Your mom is so fat, she wakes up on both sides of the bed.
A girl said to me yesterday, "I don't know why men act like they are better than women, we all know women are supreme." I was confused, so I asked her how, and she told me, "Well, us women have a pussy, ass, and tits, while guys only have a penis. Women have 3 things while guys only have 1. Women are obviously supreme over men." I told her, "Actually, guys have more than women." "How so?" "Men have rights."
So I ran into a woman the other day who says her vaginas is like a lottery ticket. She said it's because you have to be lucky to hit it... I thought it's because she was always scratching it.
"Balls in Jack, Jack has balls in his mouth."
Why did Suzie fall off the swing? She had no arms.
Your forehead so big you got to go outside to think.
Halloween! The day nobody questions the bodies dangling in your tree!

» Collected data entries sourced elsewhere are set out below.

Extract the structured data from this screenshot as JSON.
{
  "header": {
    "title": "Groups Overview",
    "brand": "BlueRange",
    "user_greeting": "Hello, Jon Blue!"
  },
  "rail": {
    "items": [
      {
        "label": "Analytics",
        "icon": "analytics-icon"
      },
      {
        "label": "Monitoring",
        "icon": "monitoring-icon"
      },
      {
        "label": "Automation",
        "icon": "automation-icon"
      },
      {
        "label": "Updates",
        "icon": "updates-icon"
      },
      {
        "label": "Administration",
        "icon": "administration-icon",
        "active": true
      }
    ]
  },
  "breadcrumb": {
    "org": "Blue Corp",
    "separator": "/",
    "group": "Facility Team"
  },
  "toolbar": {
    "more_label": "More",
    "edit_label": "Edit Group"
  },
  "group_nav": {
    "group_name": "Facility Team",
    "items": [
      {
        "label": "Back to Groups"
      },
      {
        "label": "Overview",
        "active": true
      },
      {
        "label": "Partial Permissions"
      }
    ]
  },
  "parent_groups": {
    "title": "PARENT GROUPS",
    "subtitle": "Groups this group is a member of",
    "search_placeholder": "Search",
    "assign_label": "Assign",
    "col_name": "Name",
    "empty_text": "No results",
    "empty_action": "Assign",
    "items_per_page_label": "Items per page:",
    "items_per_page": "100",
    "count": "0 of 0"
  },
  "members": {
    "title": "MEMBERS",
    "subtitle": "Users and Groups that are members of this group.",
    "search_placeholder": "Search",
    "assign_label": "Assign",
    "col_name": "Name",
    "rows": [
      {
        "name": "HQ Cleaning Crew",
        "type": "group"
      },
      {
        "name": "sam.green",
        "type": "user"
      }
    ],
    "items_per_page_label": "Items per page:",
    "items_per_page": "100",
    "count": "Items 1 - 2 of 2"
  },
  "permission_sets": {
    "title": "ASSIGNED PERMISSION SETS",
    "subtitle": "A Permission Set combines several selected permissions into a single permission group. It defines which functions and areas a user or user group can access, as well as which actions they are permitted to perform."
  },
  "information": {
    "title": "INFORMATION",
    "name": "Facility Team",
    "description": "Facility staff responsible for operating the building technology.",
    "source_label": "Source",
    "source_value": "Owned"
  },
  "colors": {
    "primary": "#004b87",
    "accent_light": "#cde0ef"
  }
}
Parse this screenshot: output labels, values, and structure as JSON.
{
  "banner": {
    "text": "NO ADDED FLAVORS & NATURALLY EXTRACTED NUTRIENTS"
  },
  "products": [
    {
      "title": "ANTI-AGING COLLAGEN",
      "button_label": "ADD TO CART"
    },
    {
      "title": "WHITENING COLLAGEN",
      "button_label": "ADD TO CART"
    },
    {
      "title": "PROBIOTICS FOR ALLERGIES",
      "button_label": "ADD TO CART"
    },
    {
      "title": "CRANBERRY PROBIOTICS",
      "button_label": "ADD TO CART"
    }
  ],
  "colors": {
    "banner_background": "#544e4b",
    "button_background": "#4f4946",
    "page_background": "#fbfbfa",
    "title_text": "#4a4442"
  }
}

Jesus told the world if he had to pick a body all over again that he would pick himself! He believes he is (God's gift to this earth) the best looking, the smartest, pure perfection!
Hahaha LOL Jajaj.
And I Quote! "THAT'S WHY I PUT MYSELF NAKED ON THE CROSS IN CHURCHES TO SEE MY BODY !!!!"
GROSSEST, SCAREST, UGLIST, SLOPPY, DISRESPECTFUL, DISGUSTING, IT.
If he actually ate the bullshit that came out of his mouth, He wouldn't have made up satan! He wouldn't Rape us, He wouldn't embody us! He wouldn't try to be us! USING OUF VOICES! USING OUR SPIRIT!
I live inside my own world of make-believe. Kids screaming in their cradles, profanities. I see the world through eyes covered in ink and bleach. Cross out the ones who heard my cries and watched me weep. I love everything. Fire's spreading all around my room. My world's so bright. It's hard to breathe, but that's alright. Hush, shh.
Tape my eyes open to force reality (oh no, no). Why can't you just let me eat my weight in glee? I live inside my own world of make-believe. Kids screaming in their cradles, profanities. Some days I feel skinnier than all the other days, And some days I can't tell if my body belongs to me. I love everything. Fire's spreading all around my room. My world's so bright. It's hard to breathe, but that's alright. Hush, shh.
I wanna taste your content. Hold your breath and feel the tension. Devils hide behind redemption. Honesty is a one-way gate to hell. I wanna taste consumption. Breathe faster to waste oxygen. Hear the children sing aloud. It's music 'til the wick burns out. Hush.
Just wanna be carefree lately, yeah. Just kicking up daisies. Got one too many quarters in my pockets. Count 'em like the four-leaf clovers in my locket. Untied laces, yeah. Just tripping on daydreams. Got dirty little lullabies playing on repeat. Might as well just rot around the nursery and count sheep.
Yo mama so fat I bet that her fart can clear a room in seconds.
Q: What do you say to a kid who threatens to beat you up?
A: We can always rearrange your liver π
What did the female rapper say when her boyfriend pulled his pants down and exposed his huge balls?